When the War Comes

Sankar Raman
Sankar Raman / The Immigrant Story

When Russia invaded Ukraine in 2022, everything changed for Natalia Dychko. As a child in Kyiv, she had never imagined that her country, Ukraine, would not always  be independent.

Born in Kyiv in 1991, Dychko grew up speaking Ukrainian at home and Russian on the playground. The family lived on the first floor and she fondly remembers neighborhood kids knocking on her window asking her out to play in the nearby park. 

Dychko’s father was a politician involved with the Ukrainian separation from the former Soviet Union in 1991. 

Following the murder of his friend, journalist Georgy Gongadze, allegedly at the behest of then-president Leonid D. Kuchma, he was shot in the leg. The family moved to Cherkasy, a city about 200 kilometers (125 miles) from Kyiv, and her father got a new job as a manager at a wood furniture factory. 

In November 2004, protesters and demonstrators launched the Orange Revolution after widespread domestic and international allegations of a rigged run-off election between Viktor Yushchenko and Viktor Yanukovych. The latter candidate, supported by Russian President Vladimir Putin, was declared the winner.
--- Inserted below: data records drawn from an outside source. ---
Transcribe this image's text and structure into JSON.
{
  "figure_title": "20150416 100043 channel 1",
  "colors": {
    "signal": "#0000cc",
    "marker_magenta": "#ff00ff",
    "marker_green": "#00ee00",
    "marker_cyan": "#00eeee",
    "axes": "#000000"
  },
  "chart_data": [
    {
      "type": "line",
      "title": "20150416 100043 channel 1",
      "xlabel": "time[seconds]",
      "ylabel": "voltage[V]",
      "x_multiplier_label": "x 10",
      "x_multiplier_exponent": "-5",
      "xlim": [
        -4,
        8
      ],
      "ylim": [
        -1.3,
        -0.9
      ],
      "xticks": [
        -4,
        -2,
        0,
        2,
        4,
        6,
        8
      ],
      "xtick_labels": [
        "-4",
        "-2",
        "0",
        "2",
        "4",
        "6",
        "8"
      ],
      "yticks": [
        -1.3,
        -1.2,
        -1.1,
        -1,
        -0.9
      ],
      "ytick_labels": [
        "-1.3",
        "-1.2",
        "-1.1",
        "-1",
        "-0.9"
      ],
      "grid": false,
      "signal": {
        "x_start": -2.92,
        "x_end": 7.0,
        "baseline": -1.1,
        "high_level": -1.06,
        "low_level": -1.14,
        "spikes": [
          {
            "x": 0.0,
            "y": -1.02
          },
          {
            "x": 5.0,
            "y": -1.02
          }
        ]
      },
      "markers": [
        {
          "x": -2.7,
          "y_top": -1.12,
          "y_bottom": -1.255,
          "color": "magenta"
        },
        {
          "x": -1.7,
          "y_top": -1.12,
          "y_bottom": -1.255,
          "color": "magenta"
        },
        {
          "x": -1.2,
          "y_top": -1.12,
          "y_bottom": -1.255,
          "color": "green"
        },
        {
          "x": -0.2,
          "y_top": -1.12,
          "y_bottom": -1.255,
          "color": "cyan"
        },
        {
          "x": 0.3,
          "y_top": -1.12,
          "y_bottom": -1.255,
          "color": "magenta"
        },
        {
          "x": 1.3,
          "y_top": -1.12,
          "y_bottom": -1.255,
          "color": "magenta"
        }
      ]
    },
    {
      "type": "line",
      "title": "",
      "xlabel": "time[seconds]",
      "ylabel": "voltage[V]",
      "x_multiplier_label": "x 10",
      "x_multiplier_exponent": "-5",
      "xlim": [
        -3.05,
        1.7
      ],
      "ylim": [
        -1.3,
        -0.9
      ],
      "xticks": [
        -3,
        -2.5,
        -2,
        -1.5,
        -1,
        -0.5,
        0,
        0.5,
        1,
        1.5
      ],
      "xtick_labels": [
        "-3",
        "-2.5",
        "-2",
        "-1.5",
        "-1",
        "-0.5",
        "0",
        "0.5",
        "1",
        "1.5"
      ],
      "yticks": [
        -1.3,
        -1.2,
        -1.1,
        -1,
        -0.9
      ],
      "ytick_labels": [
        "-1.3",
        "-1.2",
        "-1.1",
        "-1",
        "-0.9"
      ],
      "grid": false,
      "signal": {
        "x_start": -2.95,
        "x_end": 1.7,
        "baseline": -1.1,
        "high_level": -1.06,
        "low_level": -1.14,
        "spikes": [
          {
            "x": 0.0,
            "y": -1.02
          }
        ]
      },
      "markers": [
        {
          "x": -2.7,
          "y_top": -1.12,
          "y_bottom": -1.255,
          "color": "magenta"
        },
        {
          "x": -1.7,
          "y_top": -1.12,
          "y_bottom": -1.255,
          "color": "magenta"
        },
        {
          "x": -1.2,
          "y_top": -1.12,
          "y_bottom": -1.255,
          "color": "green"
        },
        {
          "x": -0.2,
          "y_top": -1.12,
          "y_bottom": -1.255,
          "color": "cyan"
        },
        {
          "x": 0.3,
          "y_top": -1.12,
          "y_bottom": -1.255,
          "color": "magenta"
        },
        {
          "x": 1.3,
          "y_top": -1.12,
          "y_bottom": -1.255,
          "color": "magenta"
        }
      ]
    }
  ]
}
However, reports of massive corruption, voter fraud, and voter intimidation meant that many Ukrainians viewed the election as illegitimate and Yanukovych as having been falsely declared president. 

“After the election day, when we saw that the results were not true, my parents told me we were going to Kyiv,” Dychko remembers. “‘But tomorrow is school,’I said. ‘School doesn’t matter,’ they replied. ‘We have to go to the demonstration.’” 

“That was the first time I realized a person can pay attention to what they care about,” she says. 

Dychko’s parents encouraged her to participate in the protests, which lasted until January 2005, when Ukraine’s Supreme Court ordered a revote, which Yushchenko won handily, 52% to 44%.

Three years later, Dychko visited her aunt in Portland, Oregon, and attended English as a second language (ESL) classes at Portland Community College for six months.  

Upon returning to Kyiv after six months in Portland, she studied marketing and then worked on a master’s degree in social work.  

In 2010, Yanukovych was elected president. Then, in November 2013, despite overwhelming support by Ukraine’s parliament, Yanukovych refused to sign an agreement that would bring Ukraine into political and economic association with the European Union. This decision sparked the Euromaidan protests, a series of demonstrations  in which over 100 protesters were killed. In February 2014, Yanukovych fled the country and the parliament voted to oust him from office and hold new elections. At this time, Russia invaded the Crimean Peninsula and illegally annexed the region.

“That was shocking for me,” Dychko says. “I never thought I would live in times where the war would be here and on my land. By that time, we knew that Russians hate us and would do anything to get those lands.”

Dychko participated in the war effort by preparing meals for the soldiers and volunteering in the election office for a pro-Ukrainian candidate. After returning to Cherkasy, she got a job and continued to work on her master’s in social work. 

While attending the university, she met her husband. Their son was born in 2019 and, two years later, their daughter.

Near the end of 2021, people began talking about Russia invading Ukraine but Dychko could not believe it and thought that it could never happen in her lifetime. But on February 24, 2022, Russia invaded Ukraine and began the ongoing war between the two nations. 

At the time, Dychko was living in Western Ukraine, close to the Romanian border but away from the fighting. By the end of the summer, as fighting seemed to begin to dwindle, Dychko, her husband, and their children returned to Kyiv. 

In August 2022, Dychko and her husband separated, although he continues to help with the children. 

On October 10, Russia launched a series of rocket strikes against Kyiv, ultimately leading to dozens of deaths and hundreds of casualties.

“I took my kids and we sat in our bathroom,” Dychko says. “They were 3-and-a-half and 1-and-a-half. We took some toys and some food with us in case we couldn’t get out of there. We lived on the 13th floor and the elevator was not working. It was kind of scary, but I wasn’t that scared.”

In November 2022, Dychko returned to Portland with her children to live with her aunt. She now works for a foundation helping other Ukrainian refugees. She hopes to one day return to Kyiv to raise her children, but she does not yet know if that will be possible. 

“War focuses your attention on what is most important to you,” she says. “My kids are learning English and doing OK, and I am glad I can be helpful even though I cannot be in my own country right now.”